I have a very large list of Movie Reviews. This is my schema sample...it's about 4000 rows, so there's a lot going on.
| MovieID | FreeformComment |
|---|---|
| 1234 | This was a great movie it made me happy |
| 5678 | This movie was bad, I hated it |
| 5678 | This movie was decent |
Below is my Python script - what it does is give me a total word count for all of the reviews, as well as another count of phrases to try and get more context...i.e. ('scary', 'loved') if they both loved the movie and it was scary. Or ('short', 'value') if the movie was too short and they did not feel they got their money's worth. The script writes a new Excel doc with the counts.
import pandas as pd
import nltk
from nltk.corpus import stopwords
from collections import Counter
import string
from nltk.util import ngrams
nltk.download('punkt')
nltk.download('stopwords')
lemmatizer = nltk.WordNetLemmatizer()
df = pd.read_excel('svydata.xlsx')
comments_df = df["Movie Review Comment"].astype(str)
comments = ' '.join(comments_df)
tokenized_words = nltk.word_tokenize(comments)
translator = str.maketrans('', '', string.punctuation)
tokenized_words = [word.lower() for word in tokenized_words]
tokenized_words = [word.translate(translator) for word in tokenized_words]
stop_words = set(stopwords.words('english'))

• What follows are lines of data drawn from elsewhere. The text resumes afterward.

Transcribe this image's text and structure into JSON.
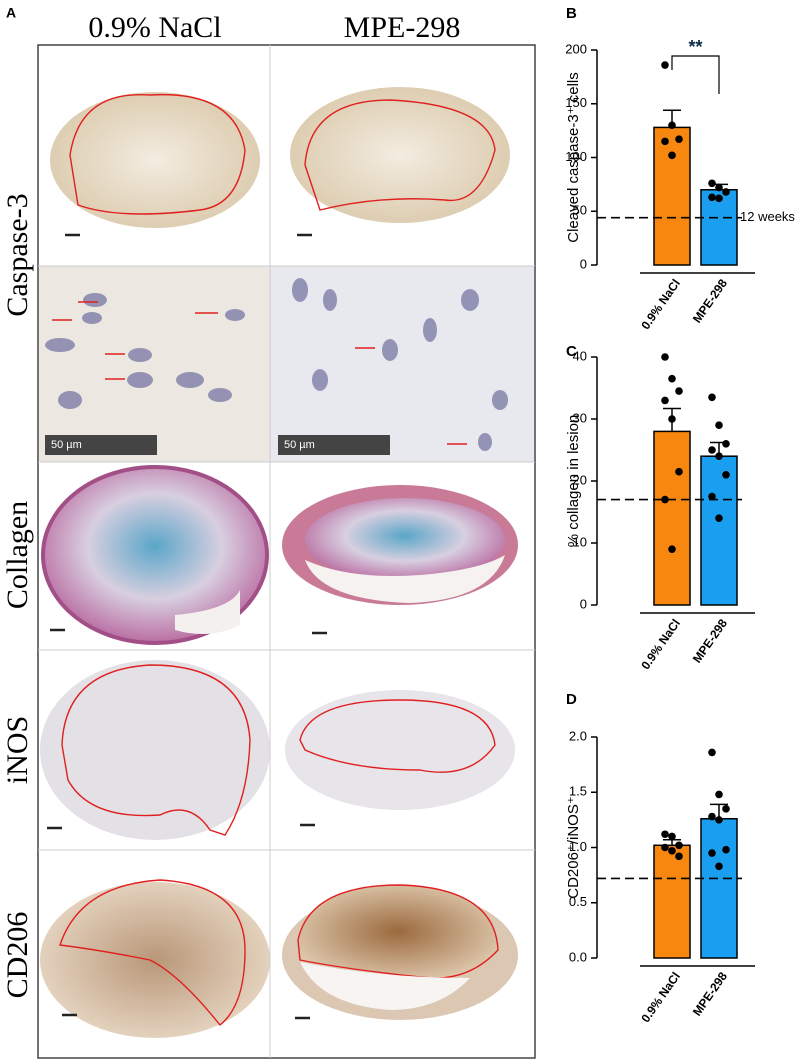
{
  "figure": {
    "label": "A",
    "columns": [
      "0.9% NaCl",
      "MPE-298"
    ],
    "rows": [
      "Caspase-3",
      "Collagen",
      "iNOS",
      "CD206"
    ],
    "scale_bars": [
      "50 µm",
      "50 µm"
    ]
  },
  "chart_data": [
    {
      "type": "bar",
      "label": "B",
      "ylabel": "Cleaved caspase-3⁺ cells",
      "categories": [
        "0.9% NaCl",
        "MPE-298"
      ],
      "colors": [
        "#f7870f",
        "#1a9ff0"
      ],
      "values": [
        128,
        70
      ],
      "errors": [
        16,
        5
      ],
      "points": [
        [
          186,
          130,
          117,
          115,
          102
        ],
        [
          76,
          72,
          68,
          63,
          62
        ]
      ],
      "ylim": [
        0,
        200
      ],
      "yticks": [
        0,
        50,
        100,
        150,
        200
      ],
      "reference": 44,
      "reference_label": "12 weeks",
      "significance": "**"
    },
    {
      "type": "bar",
      "label": "C",
      "ylabel": "% collagen in lesion",
      "categories": [
        "0.9% NaCl",
        "MPE-298"
      ],
      "colors": [
        "#f7870f",
        "#1a9ff0"
      ],
      "values": [
        28,
        24
      ],
      "errors": [
        3.7,
        2.2
      ],
      "points": [
        [
          40,
          36.5,
          34.5,
          33,
          30,
          21.5,
          17,
          9
        ],
        [
          33.5,
          29,
          26,
          25,
          24,
          21,
          17.5,
          14
        ]
      ],
      "ylim": [
        0,
        40
      ],
      "yticks": [
        0,
        10,
        20,
        30,
        40
      ],
      "reference": 17
    },
    {
      "type": "bar",
      "label": "D",
      "ylabel": "CD206⁺/iNOS⁺",
      "categories": [
        "0.9% NaCl",
        "MPE-298"
      ],
      "colors": [
        "#f7870f",
        "#1a9ff0"
      ],
      "values": [
        1.02,
        1.26
      ],
      "errors": [
        0.05,
        0.13
      ],
      "points": [
        [
          1.12,
          1.1,
          1.02,
          1.0,
          0.97,
          0.92
        ],
        [
          1.86,
          1.48,
          1.35,
          1.28,
          1.25,
          0.98,
          0.95,
          0.83
        ]
      ],
      "ylim": [
        0,
        2
      ],
      "yticks": [
        {
          "value": 0,
          "label": "0.0"
        },
        {
          "value": 0.5,
          "label": "0.5"
        },
        {
          "value": 1,
          "label": "1.0"
        },
        {
          "value": 1.5,
          "label": "1.5"
        },
        {
          "value": 2,
          "label": "2.0"
        }
      ],
      "reference": 0.72
    }
  ]
}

filtered_words = [word for word in tokenized_words if word not in stop_words]
lemmatized_words = [lemmatizer.lemmatize(word) for word in filtered_words]
max_phrase_length = 3 # Adjust as needed
phrases = [phrase for n in range(2, max_phrase_length + 1) for phrase in ngrams(lemmatized_words, n)]
word_counter = Counter(lemmatized_words)
phrase_counter = Counter(phrases)
sorted_word_counter = sorted(word_counter.items(), key=lambda item: item[1], reverse=True)
sorted_phrase_counter = sorted(phrase_counter.items(), key=lambda item: item[1], reverse=True)
word_df = pd.DataFrame(sorted_word_counter, columns=['Word', 'Count'])
phrase_df = pd.DataFrame(sorted_phrase_counter, columns=['Phrase', 'Count'])
with pd.ExcelWriter('word_and_phrase_counts.xlsx', engine='xlsxwriter') as writer:
word_df.to_excel(writer, sheet_name='Top Words', index=False)
phrase_df.to_excel(writer, sheet_name='Top Phrases (2-5 words)', index=False)
The issue is I want to put this into a data visualization where I can select a Movie ID filter and then see the word count for only comments regarding that movie i.e. The most common word for movie 1234 was 'great' and the most common phrase was ('loved', 'acting'), or something like that.
The issue is I need to somehow join this based on the MovieID. There isn't really a clean way to do this that requires re-thinking the data architecture. But the data is so large, there aren't tons of options. I'm a beginner and have been trying to find ways around this - would anyone be able to point me in the right direction?
I've tried methods to join in Excel, but it's just not sustainable for dashboarding. I've tried methods to make it a matrix but there's too many words and too many reviews.